FCA-Trainer Jess Thorup hat vor Spiel gegen Leverkusen die Wahl im Angriff
Weil Wucht und Tempo gefragt waren, erwies sich der Einsatz von Samuel Essende als passende Maßnahme. Der kongolesische Nationalspieler hatte sich mit einer Roten Karte am vierten Spieltag selbst aus dem Spiel genommen und musste sich fortan hinter Tietz und Alexis Claude-Maurice einreihen. In Frankfurt profitierte Essende vom kurzfristigen Ausfall von Claude-Maurice - und nutzte seine Chance. Im DFB-Pokal hatte der bullige Stoßstürmer getroffen, in Frankfurt ließ er Bundesligatreffer Nummer drei folgen. Sein Tief hat der 26-Jährige überwunden, wie sein Auftritt bewies. Im Spiel gegen den VfL Bochum (1:0) hatte Essende das 2:0 vergeben, diesmal staubte er zum zwischenzeitlichen 2:1 ab. Trainer Jess Thorup lobte gemeinhin seine Mannschaft, wusste aber um die Bedeutung der Tore. „Beide haben getroffen, beide haben aber auch sehr gute Aktionen gegen den Ball gehabt“, so Thorup.

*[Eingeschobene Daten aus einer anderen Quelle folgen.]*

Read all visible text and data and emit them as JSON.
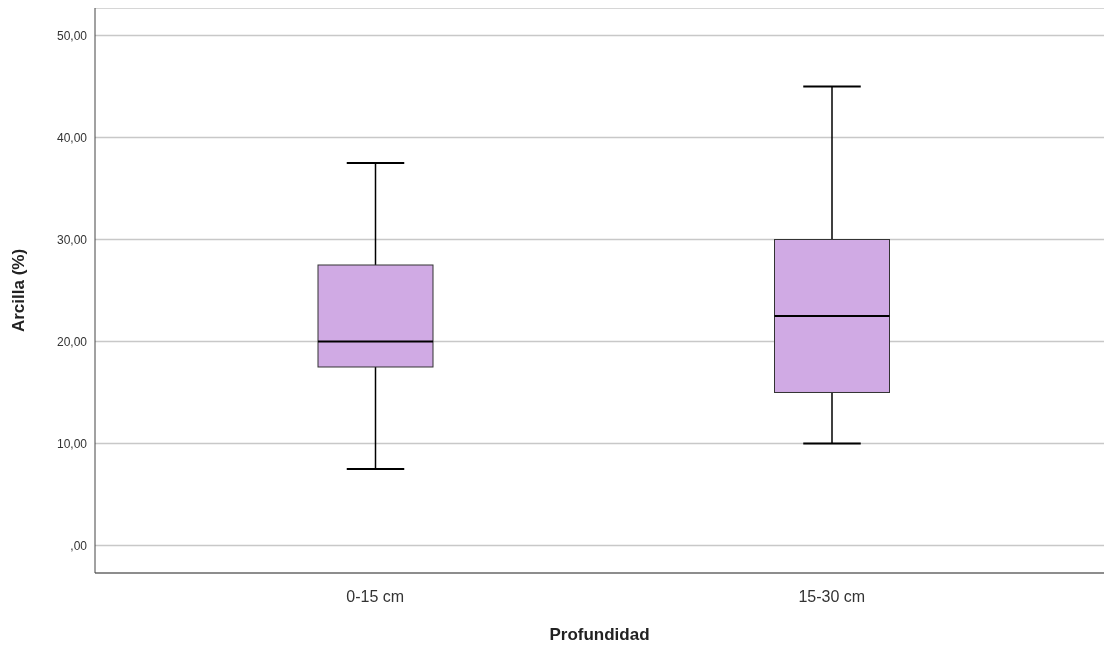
{
  "chart_data": {
    "type": "box",
    "xlabel": "Profundidad",
    "ylabel": "Arcilla (%)",
    "categories": [
      "0-15 cm",
      "15-30 cm"
    ],
    "boxes": [
      {
        "low": 7.5,
        "q1": 17.5,
        "median": 20,
        "q3": 27.5,
        "high": 37.5
      },
      {
        "low": 10,
        "q1": 15,
        "median": 22.5,
        "q3": 30,
        "high": 45
      }
    ],
    "color": "#d0aae4",
    "ylim": [
      -2.7,
      52.7
    ],
    "yticks": [
      {
        "value": 0,
        "label": ",00"
      },
      {
        "value": 10,
        "label": "10,00"
      },
      {
        "value": 20,
        "label": "20,00"
      },
      {
        "value": 30,
        "label": "30,00"
      },
      {
        "value": 40,
        "label": "40,00"
      },
      {
        "value": 50,
        "label": "50,00"
      }
    ],
    "grid": "y"
  }
}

Der Trainer hat nun die Wahl, wie er seine Offensive im Heimspiel gegen Bayer Leverkusen aufstellt (Samstag, 15.30 Uhr/Sky). Dass er Claude-Maurice, Essende und Tietz aufstellen wird - eher unwahrscheinlich. Tietz muss sich keine Sorgen um seinen Startelfplatz machen. An den freien Tagen am Sonntag und Montag wollte er Zeit mit der Familie verbringen, abschalten und sich erholen. Schließlich wartet auf ihn ein Spiel, in dem er seinem Körper wieder alles abverlangen wird.